En una sociedad mayoritariamente “buenrrollista” y “bienintencionada”, sobre todo si, uno a uno, como individuos, no tenemos que sacar dinero de nuestra propia cartera, en la que rápidamente nos alineamos ante cualquier injusticia o abuso, en el que cualquier bandera toma las calles para conquistar sus diez minutos de gloria, en la que se reconoce los justos derechos de cualquier colectivo y reaccionamos ante la manipulación que pueden sufrir los grupos sociales más vulnerables, llega a ser reconocida la creación literaria de Jez Butterworth, en su obra Jerusalem, al definir los perfiles de su personaje protagonista, Johnny Byron “El Gallo”, como un “antihéroe” con toques épicos.

“El Gallo” se enfrenta al poder (articulado por el ayuntamiento de la localidad en cuyo término tiene aparcada su caravana, con intereses, evidentes y bastardos, en una urbanización de lujo) pero su mundo, y pequeño universo, está circunscrito a relacionarse con jóvenes a los que poder manipular, entre “farlopa”, alcohol y por supuesto sexo, sin mirar si las chicas que llegan hasta él, atraídas por su pose, llegan, algunas de ellas, a la mayoría de edad.

El personaje de John Byron genera la simpatía como cualquier anarquista… ¡fuera normas!; aunque él sí las impone a quienes le rodean, que le dispensan admiración a base de un carisma administrado a través de “la ley del embudo”, la parte ancha para sí y la estrecha para los demás. Un perdedor anclado a sus propias limitaciones, que se presenta a sí mismo como una deidad dionisiaca ante su corte de aduladores.

La trama se reviste de drama épico y la ceremonia se sublima con la propia sangre del oficiante, tras más de tres horas de idas y venidas (descanso incluido) que resultan excesivas para el relato que se comparte, el cual transcurre, en su totalidad, a lo largo del día de San Jorge, festividad grande en la Inglaterra rural en la que se desarrolla la acción.

El título de la obra escrita por Butterworth se debe al himno Jerusalem, de William Blake, ampliamente asumido por la sociedad británica por representar las esencias inglesas y que aquí se utiliza como alegoría de la épica que se presenta.

Los tantas veces destacados recursos técnicos del Teatro Valle-Inclán, de Madrid, donde se realiza el espectáculo, no son optimizados, y la versatilidad de su camaleónica sala no es empleada en toda su capacidad, proyectando una escena de recreación clásica, en la que Alejandro Andújar, responsable de la escenografía, opta por representar el terreno, sucio y destartalado, donde está aparcada la caravana de “El Gallo”, en el bosque de Flintock, rodeándola de multitud de enseres (colchones por el suelo, botellas vacías, restos de comida, etc.), a modo de rastro, utilizando un único plano, todo a la misma altura, en el que no todos los elementos terminan por ser visibles desde el patio de butacas (la bañera, la televisión destrozada por Byron, etc.).

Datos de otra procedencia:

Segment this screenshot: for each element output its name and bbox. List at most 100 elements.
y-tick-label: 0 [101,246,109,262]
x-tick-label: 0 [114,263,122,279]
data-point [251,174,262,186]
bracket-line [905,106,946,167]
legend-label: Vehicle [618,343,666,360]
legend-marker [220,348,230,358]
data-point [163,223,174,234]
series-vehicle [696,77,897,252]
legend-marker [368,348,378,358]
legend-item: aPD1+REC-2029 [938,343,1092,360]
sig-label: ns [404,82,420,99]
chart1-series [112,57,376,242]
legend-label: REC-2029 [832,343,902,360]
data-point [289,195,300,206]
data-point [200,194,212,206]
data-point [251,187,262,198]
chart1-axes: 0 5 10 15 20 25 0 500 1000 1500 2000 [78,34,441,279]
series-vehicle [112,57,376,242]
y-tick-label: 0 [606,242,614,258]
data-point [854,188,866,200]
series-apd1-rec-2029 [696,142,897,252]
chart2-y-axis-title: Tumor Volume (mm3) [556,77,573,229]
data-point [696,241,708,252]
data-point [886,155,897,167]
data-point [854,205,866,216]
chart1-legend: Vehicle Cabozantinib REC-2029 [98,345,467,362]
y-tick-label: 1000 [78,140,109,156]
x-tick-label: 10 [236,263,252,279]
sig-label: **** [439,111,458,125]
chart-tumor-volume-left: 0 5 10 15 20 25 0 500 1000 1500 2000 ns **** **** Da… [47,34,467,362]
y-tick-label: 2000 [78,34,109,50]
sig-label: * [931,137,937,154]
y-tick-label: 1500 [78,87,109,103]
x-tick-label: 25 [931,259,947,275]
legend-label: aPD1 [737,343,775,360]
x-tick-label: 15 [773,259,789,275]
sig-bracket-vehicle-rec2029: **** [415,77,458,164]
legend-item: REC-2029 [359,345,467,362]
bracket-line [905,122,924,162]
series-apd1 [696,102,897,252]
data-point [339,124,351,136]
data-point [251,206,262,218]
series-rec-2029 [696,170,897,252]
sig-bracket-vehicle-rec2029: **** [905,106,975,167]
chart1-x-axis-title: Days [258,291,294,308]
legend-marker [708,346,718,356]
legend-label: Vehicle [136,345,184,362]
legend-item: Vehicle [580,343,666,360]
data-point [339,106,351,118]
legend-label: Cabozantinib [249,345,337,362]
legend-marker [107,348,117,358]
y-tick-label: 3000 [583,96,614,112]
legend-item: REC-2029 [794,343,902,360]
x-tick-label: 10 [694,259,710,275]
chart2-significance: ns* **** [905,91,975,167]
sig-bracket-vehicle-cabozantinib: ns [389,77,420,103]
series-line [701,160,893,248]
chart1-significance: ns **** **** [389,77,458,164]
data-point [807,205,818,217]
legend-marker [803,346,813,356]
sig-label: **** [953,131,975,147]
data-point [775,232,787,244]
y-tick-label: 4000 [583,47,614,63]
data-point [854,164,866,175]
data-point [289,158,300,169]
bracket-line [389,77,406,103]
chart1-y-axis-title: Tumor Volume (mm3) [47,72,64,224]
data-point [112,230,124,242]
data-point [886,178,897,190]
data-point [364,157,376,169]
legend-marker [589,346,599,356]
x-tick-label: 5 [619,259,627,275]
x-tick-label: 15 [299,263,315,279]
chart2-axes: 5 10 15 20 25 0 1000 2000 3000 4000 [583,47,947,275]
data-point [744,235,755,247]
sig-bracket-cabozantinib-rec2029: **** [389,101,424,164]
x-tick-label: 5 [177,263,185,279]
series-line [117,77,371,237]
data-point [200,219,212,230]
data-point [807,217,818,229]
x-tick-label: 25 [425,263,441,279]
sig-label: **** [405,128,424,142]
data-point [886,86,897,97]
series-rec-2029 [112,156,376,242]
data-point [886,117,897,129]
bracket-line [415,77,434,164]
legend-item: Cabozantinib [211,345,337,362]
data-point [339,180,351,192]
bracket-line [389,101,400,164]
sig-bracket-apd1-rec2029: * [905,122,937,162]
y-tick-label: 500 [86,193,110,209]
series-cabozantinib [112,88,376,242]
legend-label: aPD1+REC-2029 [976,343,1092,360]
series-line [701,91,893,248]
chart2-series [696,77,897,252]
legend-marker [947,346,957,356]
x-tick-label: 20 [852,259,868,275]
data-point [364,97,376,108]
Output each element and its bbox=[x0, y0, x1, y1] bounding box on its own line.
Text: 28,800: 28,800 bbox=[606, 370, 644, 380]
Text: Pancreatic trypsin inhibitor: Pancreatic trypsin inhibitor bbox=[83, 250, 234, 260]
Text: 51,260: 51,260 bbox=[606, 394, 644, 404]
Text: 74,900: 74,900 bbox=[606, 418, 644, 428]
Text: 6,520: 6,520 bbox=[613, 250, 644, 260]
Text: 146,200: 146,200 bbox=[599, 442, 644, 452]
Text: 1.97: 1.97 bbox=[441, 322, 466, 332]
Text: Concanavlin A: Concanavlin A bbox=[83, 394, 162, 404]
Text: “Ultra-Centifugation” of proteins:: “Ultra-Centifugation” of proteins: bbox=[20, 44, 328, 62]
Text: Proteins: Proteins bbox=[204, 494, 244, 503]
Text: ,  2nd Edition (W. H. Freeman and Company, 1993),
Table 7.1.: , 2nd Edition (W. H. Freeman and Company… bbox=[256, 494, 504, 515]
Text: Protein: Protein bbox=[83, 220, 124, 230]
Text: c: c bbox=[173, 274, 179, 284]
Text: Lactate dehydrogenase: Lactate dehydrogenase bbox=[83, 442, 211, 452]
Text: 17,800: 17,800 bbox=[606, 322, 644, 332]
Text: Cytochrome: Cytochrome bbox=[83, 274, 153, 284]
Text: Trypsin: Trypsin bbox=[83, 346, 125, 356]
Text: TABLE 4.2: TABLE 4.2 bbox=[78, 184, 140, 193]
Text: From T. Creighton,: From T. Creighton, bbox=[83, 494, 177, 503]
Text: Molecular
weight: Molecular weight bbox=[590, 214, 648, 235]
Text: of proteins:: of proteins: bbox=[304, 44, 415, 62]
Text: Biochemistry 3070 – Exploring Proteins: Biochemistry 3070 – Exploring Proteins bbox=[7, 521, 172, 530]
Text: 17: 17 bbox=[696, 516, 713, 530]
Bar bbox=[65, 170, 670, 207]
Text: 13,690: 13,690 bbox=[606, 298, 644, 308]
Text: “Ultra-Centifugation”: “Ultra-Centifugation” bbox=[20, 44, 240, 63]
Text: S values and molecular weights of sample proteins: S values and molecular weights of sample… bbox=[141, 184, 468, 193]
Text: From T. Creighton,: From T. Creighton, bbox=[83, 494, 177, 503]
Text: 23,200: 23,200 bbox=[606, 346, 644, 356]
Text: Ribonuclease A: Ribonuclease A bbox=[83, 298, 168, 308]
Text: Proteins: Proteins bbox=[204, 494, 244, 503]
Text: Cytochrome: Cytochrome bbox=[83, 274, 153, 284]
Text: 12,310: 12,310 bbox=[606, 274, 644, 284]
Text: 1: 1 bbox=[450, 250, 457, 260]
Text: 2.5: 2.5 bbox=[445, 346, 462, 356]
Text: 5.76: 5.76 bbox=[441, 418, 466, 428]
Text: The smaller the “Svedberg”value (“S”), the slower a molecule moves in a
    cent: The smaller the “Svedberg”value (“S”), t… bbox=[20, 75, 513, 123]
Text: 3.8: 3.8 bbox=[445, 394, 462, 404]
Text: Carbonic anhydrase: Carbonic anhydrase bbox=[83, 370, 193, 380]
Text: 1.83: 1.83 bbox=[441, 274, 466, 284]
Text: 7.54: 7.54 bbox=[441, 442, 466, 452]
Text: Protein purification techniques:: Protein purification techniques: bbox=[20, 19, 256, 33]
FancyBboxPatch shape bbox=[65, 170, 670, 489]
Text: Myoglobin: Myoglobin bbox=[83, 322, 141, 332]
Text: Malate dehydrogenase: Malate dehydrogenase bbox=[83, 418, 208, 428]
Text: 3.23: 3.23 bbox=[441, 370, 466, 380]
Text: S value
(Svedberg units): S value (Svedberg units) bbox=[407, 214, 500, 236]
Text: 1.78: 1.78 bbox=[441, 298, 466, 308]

El espectáculo es dirigido por Julio Manrique, quien opta por mantener las señas de identidad de Butterworth, respetando la excesiva duración del mismo, en un planteamiento que, por momentos, se hace reiterativo.

El ritmo de las conversaciones es demasiado rápido y, con frecuencia, en un tono excesivamente elevado.

En el desempeño actoral destaca Pere Arquillué, que acierta en su recreación de Johnny Byron “El Gallo”, protagonizando lo más relevante de la propuesta, especialmente en la escena, hacia el final de la representación, que mantiene con Elena Tarrats (Phaedra). Junto a ambos, Marc Rodríguez, resulta muy creíble dando piel al personaje de “Ginger” que, de alguna manera, supone la cruz de una misma moneda, cuya cara sería Byron.

Desde la realidad suele añorarse la utopía y la épica, pero ello no puede incluir el desliz de ciertos mensajes y formas de hacer que, por si mismas, no son nada ejemplarizantes. El caos como espectáculo es una cosa, pero el deslumbre generado por los tics de un personaje como “El Gallo”, perdiendo de vista el hilo conductor fundamental de la trama, que se sublima en la piel de Phaedra, debe evitarse. Todo ello con un duración que podría acortarse, al menos, en una hora.